Un esprit chagrin rappellerait quelques histoires politico-mafieuses sur les cercles de jeux à Paris, évoqués à l’article 28. Tout cela serait très improbable, personne n’en doute.
D’ailleurs, qui comprendrait que les élus veuillent par exemple des engagements de transparence et des normes mieux établies à l’article 37 sexies sur la société de livraison des ouvrages olympiques ? Comment des Français pourraient-ils trouver que la composition du conseil d’administration ressemble de très près à une magouille ? Vraiment, ils iraient trop loin dans leur volonté de saisir les enjeux afférents à ce mandat.
La fin du texte donne une nouvelle perspective : la fusion du conseil département des Bouches-du-Rhône avec la ville de Marseille – du moins, une demande de rapport qui orienterait cette décision. Encore une fois, je ne voudrais pas importuner mes collègues marseillais, mais après un découpage électoral proverbialement réalisé au mépris de toute logique économique et géographique, les habitants de Provence ont le droit de penser qu’il serait temps pour l’État de combattre la charia à Avignon, la misère économique en Vaucluse, les bouchons de Violès et l’explosion de la violence sur la côte, plutôt que de se livrer à une étrange construction institutionnelle.

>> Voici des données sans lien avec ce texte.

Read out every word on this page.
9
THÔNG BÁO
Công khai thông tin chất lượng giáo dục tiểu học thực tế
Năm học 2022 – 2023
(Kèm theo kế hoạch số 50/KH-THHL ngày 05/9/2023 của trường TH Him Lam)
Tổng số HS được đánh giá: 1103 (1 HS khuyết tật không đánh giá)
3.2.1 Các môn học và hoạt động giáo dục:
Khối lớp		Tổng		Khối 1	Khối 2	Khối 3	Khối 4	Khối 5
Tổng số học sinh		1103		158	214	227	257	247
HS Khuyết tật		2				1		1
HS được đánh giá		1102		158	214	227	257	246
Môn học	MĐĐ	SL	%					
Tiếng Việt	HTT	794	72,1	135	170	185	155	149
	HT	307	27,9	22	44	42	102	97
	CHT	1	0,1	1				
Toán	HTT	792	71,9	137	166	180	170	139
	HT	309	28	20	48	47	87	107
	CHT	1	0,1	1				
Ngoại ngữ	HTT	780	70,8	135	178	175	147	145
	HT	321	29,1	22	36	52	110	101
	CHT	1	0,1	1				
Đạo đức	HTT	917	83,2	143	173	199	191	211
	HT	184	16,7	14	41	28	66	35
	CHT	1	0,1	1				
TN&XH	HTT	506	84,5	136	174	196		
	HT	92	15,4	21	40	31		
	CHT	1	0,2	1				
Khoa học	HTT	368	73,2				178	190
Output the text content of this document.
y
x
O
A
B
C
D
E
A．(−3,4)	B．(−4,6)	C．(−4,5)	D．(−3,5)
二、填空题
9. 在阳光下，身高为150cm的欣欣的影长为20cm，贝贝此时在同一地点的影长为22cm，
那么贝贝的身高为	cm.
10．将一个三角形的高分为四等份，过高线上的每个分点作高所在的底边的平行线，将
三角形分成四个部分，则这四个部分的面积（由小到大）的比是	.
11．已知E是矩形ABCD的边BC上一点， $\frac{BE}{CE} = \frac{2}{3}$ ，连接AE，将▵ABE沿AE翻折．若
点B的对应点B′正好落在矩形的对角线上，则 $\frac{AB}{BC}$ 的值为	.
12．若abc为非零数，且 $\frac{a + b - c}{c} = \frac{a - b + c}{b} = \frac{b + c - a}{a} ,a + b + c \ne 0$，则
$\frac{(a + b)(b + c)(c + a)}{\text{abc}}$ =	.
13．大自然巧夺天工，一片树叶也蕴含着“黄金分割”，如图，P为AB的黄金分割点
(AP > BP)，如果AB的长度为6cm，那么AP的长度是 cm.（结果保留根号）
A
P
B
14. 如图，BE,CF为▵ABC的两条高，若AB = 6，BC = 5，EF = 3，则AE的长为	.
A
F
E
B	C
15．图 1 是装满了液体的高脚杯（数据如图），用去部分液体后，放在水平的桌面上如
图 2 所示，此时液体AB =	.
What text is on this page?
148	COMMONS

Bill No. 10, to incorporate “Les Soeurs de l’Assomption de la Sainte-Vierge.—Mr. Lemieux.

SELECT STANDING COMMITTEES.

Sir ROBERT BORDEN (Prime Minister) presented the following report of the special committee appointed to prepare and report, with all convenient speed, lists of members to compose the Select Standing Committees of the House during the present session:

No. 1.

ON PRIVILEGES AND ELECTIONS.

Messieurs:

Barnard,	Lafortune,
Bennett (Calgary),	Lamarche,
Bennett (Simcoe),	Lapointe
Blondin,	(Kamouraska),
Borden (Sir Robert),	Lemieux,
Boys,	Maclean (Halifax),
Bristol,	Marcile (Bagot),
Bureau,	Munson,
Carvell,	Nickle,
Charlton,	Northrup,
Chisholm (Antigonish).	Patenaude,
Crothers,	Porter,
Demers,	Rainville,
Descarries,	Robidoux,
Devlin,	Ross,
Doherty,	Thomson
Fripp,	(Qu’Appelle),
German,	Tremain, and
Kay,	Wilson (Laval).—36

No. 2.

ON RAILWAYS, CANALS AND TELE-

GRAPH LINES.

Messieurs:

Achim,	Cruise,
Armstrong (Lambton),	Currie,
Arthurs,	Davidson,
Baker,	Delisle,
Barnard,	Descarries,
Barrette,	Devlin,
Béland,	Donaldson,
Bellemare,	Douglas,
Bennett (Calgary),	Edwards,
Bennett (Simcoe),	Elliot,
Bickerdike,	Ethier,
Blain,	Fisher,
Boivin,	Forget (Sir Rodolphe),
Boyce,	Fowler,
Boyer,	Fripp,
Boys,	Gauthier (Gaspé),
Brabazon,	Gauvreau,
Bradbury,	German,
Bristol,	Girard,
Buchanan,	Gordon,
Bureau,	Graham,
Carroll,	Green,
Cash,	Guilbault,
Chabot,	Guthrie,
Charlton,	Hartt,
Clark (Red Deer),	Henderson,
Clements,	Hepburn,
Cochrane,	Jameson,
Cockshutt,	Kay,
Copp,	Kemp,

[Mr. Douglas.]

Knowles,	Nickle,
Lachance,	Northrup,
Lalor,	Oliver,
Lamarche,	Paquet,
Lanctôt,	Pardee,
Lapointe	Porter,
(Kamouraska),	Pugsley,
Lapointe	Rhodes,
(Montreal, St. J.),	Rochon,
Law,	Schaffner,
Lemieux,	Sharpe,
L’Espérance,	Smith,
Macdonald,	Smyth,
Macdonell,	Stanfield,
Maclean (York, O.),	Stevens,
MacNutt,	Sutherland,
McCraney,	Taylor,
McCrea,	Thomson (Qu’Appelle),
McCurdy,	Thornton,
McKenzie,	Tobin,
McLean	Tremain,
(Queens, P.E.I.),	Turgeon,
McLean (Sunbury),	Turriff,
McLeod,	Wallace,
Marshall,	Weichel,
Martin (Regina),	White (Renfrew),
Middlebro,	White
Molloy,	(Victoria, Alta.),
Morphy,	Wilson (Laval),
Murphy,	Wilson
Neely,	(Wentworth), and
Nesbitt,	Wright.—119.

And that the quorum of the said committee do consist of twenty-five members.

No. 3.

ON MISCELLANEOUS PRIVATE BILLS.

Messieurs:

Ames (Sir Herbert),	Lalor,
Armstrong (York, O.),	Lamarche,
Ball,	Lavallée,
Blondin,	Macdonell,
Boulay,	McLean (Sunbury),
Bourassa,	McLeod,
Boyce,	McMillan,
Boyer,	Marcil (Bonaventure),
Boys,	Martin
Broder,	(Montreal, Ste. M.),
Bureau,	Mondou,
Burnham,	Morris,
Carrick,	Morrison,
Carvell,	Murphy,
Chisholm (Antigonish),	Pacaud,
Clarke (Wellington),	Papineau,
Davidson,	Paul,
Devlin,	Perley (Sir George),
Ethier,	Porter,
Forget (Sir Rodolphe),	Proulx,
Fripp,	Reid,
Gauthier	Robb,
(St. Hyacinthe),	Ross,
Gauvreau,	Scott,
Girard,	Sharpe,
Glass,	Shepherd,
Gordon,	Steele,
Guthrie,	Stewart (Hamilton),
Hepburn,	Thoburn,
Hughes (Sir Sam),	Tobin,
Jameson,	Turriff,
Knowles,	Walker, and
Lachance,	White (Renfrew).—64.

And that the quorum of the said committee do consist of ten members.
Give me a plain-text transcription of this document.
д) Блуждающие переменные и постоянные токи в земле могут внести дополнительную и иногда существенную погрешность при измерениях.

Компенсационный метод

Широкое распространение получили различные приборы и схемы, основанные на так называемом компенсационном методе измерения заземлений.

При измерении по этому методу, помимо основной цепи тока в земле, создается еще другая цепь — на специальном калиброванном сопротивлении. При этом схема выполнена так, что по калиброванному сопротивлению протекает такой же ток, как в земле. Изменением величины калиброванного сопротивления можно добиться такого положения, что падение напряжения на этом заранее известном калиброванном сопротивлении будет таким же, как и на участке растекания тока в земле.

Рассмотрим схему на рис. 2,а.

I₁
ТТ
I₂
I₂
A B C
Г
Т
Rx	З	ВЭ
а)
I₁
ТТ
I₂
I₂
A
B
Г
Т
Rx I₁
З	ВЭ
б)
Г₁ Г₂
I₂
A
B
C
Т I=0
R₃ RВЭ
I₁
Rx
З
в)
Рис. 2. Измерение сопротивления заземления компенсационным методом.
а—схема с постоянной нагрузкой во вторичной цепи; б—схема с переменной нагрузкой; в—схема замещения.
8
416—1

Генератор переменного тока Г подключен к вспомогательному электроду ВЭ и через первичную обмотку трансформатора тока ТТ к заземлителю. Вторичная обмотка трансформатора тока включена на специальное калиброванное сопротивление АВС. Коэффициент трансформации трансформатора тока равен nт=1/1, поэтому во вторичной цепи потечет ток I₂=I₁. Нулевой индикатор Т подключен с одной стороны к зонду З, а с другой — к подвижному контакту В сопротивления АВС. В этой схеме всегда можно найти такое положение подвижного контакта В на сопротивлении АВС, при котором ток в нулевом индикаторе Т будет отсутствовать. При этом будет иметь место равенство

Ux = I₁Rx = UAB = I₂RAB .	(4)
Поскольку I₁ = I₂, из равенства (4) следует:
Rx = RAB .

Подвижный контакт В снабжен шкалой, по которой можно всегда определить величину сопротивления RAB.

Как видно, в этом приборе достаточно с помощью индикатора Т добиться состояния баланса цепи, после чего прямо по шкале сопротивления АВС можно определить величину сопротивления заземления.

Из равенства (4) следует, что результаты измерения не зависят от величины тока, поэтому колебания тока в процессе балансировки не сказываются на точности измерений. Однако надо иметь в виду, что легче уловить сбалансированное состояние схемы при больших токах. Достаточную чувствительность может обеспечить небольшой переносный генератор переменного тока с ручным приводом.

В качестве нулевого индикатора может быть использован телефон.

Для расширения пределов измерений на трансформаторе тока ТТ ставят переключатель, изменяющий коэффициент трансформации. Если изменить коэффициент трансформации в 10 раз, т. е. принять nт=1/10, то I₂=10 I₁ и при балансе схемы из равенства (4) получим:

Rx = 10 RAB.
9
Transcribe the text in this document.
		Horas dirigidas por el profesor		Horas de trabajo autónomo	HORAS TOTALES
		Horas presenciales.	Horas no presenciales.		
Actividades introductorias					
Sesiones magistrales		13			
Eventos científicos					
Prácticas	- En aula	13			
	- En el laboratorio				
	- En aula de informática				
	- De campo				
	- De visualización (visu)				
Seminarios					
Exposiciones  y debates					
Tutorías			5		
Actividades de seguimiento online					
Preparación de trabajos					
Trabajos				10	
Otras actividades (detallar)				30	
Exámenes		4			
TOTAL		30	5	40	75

En somme, ce texte montre que le Gouvernement est parfaitement déconnecté des souffrances de nos compatriotes. Au lieu de combattre efficacement le grand remplacement et la misère économique, il s’amuse, souvent entre collègues, au jeu concours du plus beau projet de la haute administration sur nos territoires. Une beauté tout administrative cependant, car de ses effets sur le peuple, nous ne connaissons que trop les faiblesses.
Aussi, monsieur le ministre, faites votre Grand Paris si vous le voulez, vous ferez encore plus pour la suspicion dans laquelle le peuple vous tient.